# tiger barbs compatible w/ danios and tetras



## eighty80 (May 30, 2009)

i have a 50gal. tank with 2 pictus catfish, 6 zebra danios, and 4 black neon tetra. i was wondering if i got 6 tiger barbs if they would get along with the tetras and danios also wondering if my tank would be over stalked. another quiestion i have is about my pictus catfish i just got them last week and i herd you can train them to come out during the day instead of at night any one know how. during the day all they do is hide in the caves and tree trunks i have in my tank. any help or advice woulod be great thanks.


----------



## Romad (Jun 28, 2009)

I have 4 green tiger barbs in my tank of mostly tetras. They do not bother them at all. I just love them. 

IMO, you won't be overcrowded. I have 16 fish in a 45 gal.

I can't speak on whether they will get along with danios as I have none but i'm sure someone with more experience will help you.

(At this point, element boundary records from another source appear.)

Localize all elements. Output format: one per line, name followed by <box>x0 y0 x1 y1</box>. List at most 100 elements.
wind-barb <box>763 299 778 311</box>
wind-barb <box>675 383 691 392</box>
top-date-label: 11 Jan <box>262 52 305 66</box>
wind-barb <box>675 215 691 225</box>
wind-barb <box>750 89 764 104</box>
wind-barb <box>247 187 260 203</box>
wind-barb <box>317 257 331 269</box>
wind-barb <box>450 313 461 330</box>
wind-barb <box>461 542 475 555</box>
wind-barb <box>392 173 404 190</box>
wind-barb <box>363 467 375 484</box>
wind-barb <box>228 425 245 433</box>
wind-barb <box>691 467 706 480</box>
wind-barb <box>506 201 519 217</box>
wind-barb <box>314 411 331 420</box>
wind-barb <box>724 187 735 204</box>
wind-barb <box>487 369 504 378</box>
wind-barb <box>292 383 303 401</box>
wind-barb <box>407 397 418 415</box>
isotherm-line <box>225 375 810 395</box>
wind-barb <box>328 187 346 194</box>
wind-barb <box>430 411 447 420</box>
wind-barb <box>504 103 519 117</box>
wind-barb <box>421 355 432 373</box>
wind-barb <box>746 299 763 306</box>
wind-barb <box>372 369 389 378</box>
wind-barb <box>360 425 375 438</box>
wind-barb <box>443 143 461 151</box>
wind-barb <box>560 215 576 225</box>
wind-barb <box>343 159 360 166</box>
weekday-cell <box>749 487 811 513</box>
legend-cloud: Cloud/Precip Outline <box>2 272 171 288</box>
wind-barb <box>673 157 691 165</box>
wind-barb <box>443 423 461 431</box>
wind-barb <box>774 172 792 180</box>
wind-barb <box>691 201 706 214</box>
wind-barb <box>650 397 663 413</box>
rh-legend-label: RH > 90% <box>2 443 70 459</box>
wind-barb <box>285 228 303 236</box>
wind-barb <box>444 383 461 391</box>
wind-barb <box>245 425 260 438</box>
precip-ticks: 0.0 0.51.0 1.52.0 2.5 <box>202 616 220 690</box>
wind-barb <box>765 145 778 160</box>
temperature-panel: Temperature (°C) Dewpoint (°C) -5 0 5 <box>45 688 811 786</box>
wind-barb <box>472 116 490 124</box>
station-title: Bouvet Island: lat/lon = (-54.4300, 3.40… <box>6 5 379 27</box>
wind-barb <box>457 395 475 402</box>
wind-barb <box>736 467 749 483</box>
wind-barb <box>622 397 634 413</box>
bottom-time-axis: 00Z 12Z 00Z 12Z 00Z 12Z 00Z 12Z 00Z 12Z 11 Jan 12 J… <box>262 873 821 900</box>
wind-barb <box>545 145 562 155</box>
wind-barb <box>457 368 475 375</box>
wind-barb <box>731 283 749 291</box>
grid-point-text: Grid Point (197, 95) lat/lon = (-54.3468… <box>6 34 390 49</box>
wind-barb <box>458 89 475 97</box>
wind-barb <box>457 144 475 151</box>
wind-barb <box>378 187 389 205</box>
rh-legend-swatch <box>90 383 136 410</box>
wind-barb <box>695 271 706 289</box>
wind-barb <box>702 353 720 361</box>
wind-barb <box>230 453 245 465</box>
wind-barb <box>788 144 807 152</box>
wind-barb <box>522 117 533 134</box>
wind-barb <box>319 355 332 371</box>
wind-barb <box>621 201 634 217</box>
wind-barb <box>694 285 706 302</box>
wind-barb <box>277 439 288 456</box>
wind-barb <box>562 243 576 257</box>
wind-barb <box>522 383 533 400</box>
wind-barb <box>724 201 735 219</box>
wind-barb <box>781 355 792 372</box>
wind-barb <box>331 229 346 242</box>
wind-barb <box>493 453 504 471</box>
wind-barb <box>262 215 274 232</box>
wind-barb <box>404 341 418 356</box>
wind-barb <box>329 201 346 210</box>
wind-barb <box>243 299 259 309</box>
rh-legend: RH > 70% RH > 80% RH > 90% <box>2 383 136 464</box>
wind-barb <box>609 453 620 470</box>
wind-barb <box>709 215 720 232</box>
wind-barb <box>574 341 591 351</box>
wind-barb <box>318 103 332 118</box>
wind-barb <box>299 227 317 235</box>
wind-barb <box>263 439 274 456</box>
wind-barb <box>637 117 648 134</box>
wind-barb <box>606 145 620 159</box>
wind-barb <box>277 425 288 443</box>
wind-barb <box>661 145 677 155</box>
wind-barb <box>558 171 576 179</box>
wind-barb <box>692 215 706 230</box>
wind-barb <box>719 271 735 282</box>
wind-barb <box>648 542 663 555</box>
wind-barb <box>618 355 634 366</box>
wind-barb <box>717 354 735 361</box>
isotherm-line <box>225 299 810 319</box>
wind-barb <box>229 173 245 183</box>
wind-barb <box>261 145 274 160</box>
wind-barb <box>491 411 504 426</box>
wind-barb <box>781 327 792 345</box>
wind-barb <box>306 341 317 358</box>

And no clue on the catfish training. I have a common pleco that hides in his cave and only comes out on rare occasions. 

Good luck!


----------



## Herky (Apr 23, 2009)

I have tiger barbs in with danios and they have been fine. The tigers stick to themselves and the danios stick to themselves. I think the danios are too fast for the tigers anyway...the tigers can't even get near them.


----------